I am converting
numbers into words.
OK, so there is code out there to do this already, but the most commonly-cited Ruby solution requires the Linguistics gem, which is HUGE if you just want to display the number of comments on your blog or what-have-you. So I thought I'd have a go at it. It turned out not to be so hard, so I'm kind of
internationalising it: so far, I support UK English, US English, French, Esperanto, and Romanian (!). You can check out the
test cases (entirely readable by humans, I assure you) to see what it can do.

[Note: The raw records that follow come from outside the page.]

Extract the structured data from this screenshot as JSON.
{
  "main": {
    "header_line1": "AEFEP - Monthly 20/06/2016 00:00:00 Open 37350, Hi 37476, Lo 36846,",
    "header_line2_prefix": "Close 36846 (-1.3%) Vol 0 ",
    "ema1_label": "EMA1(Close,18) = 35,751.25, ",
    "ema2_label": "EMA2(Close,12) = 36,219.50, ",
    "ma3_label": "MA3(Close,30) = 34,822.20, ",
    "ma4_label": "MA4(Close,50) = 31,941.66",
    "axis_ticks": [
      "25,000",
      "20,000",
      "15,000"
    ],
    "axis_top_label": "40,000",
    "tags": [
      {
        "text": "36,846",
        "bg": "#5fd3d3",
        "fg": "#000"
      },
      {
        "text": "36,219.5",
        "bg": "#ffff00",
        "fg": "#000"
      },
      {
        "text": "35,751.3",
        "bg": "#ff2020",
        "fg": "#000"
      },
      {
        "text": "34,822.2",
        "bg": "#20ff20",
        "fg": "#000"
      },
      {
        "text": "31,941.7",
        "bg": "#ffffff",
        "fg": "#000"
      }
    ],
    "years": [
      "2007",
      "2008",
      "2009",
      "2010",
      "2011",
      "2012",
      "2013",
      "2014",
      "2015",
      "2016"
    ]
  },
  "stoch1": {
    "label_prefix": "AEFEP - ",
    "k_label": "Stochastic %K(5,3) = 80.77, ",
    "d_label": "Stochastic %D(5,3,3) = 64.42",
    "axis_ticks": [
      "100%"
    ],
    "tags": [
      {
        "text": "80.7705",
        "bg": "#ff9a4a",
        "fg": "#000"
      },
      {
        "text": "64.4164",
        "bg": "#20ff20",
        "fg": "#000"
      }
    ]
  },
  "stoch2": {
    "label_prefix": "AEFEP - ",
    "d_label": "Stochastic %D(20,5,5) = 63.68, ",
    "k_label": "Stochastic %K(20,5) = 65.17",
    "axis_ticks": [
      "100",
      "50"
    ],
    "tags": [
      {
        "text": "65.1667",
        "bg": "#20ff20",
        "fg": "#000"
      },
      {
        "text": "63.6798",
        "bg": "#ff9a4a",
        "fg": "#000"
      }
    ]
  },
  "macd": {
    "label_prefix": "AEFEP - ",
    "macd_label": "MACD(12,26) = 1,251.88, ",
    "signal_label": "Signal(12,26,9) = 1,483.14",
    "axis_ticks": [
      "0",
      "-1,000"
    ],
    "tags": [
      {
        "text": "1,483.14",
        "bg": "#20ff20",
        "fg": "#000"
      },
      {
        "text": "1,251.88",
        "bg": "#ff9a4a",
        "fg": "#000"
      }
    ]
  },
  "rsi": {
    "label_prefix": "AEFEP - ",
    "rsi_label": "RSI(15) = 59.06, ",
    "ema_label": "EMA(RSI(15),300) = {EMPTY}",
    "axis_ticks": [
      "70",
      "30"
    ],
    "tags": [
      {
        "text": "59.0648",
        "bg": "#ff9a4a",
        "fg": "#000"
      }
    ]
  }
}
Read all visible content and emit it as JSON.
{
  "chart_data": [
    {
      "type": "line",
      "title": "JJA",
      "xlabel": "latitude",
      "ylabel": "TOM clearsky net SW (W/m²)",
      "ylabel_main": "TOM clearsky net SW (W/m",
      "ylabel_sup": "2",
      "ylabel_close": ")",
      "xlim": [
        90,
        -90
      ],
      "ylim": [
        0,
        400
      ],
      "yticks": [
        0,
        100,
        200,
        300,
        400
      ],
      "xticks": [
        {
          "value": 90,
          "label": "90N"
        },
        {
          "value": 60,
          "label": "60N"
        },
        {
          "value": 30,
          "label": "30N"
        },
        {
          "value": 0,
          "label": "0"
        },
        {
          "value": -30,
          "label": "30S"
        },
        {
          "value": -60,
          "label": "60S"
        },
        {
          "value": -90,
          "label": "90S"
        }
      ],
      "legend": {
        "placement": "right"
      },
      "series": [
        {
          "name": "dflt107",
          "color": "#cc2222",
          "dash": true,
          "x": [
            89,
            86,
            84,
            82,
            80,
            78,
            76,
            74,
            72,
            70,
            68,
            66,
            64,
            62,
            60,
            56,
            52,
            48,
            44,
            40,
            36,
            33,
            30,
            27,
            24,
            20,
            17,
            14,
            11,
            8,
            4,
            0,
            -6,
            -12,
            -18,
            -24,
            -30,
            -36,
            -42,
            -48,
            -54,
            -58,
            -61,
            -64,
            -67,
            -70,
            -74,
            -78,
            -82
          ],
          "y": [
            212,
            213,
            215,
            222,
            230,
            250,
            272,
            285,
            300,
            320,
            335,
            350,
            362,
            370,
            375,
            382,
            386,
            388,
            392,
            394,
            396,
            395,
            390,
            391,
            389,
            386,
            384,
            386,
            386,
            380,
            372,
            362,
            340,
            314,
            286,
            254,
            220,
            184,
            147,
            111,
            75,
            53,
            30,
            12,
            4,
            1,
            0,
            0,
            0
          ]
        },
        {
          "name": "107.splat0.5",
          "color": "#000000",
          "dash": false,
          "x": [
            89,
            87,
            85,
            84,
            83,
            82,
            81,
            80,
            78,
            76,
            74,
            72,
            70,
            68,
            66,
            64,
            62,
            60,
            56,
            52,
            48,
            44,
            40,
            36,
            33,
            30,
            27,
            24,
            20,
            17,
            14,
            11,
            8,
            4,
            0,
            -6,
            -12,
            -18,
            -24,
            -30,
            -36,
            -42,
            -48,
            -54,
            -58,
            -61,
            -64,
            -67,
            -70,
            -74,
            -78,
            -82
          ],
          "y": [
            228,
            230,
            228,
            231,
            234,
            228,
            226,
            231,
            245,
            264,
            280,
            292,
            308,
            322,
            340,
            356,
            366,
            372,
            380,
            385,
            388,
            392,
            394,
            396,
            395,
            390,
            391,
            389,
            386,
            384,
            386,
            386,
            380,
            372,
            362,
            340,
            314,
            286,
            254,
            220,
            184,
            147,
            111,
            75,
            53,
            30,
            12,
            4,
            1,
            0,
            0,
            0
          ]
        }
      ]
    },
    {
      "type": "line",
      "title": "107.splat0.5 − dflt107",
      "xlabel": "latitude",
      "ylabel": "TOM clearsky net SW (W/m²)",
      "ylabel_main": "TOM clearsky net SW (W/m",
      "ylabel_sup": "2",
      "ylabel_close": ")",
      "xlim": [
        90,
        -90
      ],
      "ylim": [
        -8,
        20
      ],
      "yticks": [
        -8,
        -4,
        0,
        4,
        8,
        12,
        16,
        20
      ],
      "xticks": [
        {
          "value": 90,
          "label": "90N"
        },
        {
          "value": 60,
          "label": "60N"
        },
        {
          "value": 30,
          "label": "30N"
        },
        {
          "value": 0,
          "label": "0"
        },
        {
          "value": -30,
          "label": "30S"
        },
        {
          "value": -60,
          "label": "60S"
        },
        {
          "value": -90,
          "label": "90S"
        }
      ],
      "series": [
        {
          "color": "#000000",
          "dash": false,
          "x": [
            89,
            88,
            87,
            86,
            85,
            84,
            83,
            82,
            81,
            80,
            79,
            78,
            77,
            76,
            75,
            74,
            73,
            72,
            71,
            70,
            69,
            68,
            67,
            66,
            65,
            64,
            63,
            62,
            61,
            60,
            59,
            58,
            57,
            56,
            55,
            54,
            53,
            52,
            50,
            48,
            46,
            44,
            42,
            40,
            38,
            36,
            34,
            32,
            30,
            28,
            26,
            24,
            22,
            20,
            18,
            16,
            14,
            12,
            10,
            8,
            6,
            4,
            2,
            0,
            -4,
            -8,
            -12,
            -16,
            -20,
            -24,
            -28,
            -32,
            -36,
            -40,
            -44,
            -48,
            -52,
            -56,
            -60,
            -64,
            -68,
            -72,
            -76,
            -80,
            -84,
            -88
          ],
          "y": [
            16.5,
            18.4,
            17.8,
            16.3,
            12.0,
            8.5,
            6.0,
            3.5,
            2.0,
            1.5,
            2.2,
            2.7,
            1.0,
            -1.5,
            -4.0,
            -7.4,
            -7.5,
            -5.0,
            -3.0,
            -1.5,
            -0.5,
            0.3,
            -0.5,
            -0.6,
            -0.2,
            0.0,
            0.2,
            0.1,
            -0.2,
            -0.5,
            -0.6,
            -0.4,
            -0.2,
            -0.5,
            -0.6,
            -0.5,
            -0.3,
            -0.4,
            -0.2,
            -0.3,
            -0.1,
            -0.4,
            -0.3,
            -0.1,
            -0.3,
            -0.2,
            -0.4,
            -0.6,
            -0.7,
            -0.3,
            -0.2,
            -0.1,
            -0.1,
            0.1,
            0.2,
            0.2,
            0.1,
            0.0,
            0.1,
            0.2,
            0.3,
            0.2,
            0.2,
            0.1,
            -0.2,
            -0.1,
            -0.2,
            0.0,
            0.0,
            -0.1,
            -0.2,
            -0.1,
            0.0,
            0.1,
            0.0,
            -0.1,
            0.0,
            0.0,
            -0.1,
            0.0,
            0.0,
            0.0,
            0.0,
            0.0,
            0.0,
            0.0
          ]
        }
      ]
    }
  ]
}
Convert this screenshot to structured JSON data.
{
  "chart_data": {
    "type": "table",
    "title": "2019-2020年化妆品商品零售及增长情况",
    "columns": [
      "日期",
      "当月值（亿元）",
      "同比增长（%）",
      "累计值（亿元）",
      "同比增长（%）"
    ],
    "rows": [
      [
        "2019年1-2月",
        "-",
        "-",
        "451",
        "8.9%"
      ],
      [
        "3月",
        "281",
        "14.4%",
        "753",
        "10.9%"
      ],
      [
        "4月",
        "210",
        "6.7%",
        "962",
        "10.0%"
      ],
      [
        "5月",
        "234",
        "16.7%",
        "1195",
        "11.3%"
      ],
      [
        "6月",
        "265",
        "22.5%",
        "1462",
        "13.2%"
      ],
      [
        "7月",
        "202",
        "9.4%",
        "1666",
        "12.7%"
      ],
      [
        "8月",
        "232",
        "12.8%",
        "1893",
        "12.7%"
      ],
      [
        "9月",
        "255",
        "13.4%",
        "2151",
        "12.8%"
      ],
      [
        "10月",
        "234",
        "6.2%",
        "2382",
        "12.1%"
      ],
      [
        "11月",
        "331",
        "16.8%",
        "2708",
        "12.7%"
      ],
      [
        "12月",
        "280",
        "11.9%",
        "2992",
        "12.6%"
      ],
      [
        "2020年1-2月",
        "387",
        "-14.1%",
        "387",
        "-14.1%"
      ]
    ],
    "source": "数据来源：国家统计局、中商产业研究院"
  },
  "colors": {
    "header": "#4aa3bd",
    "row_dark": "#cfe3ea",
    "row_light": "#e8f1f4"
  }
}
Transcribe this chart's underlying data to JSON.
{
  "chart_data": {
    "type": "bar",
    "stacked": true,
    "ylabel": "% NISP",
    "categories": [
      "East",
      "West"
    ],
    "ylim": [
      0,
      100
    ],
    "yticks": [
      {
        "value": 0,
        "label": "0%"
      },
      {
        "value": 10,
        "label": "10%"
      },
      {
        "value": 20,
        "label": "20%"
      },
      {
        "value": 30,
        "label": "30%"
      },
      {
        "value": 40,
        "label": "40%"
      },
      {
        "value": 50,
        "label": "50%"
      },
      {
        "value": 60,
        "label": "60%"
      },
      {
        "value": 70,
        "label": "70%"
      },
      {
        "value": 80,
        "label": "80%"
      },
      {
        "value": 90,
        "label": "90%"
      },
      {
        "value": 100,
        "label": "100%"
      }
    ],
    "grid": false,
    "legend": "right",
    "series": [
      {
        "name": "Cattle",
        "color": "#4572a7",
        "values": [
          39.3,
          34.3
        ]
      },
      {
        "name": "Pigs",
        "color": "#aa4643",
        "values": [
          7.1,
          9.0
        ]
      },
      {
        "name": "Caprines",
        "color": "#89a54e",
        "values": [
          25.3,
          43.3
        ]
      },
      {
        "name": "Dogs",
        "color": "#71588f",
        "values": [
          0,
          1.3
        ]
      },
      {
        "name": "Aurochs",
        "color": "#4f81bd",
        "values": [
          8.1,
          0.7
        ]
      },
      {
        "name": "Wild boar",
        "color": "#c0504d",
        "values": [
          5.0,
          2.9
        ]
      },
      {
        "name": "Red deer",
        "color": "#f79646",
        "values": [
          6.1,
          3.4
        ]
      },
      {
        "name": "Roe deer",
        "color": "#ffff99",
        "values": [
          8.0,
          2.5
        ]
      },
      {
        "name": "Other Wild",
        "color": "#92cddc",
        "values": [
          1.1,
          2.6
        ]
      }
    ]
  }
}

I have some unanswered questions, if anyone is so inclined:
- USAnglophones: Can you think of a rule that governs when you use "a hundred" versus "one hundred"? So far, I think I am assuming that, where a speaker of UK English would say "a hundred and twenty-five", you would say "one hundred twenty-five" (again, see the test cases), and only use "a" where the hundred (or the million) is by itself ("a million", not "one million"). But I could be way off-base.
- In general, I am short on information on pronouncing negative numbers ("minus five") or numbers too big for my calculations (I assume anything over a billion or so is too unwieldy to be required). I can't even do it confidently in French. Ideas? (Again, Americans: "minus five" or "negative five"?)
- Anyone else like to provide some rules?
It's really interesting seeing how succinctly one can represent a set of rules like this. The champion so far has (predictably) been Esperanto (four rules and fourteen base cases); maybe I'll add Klingon for comparison.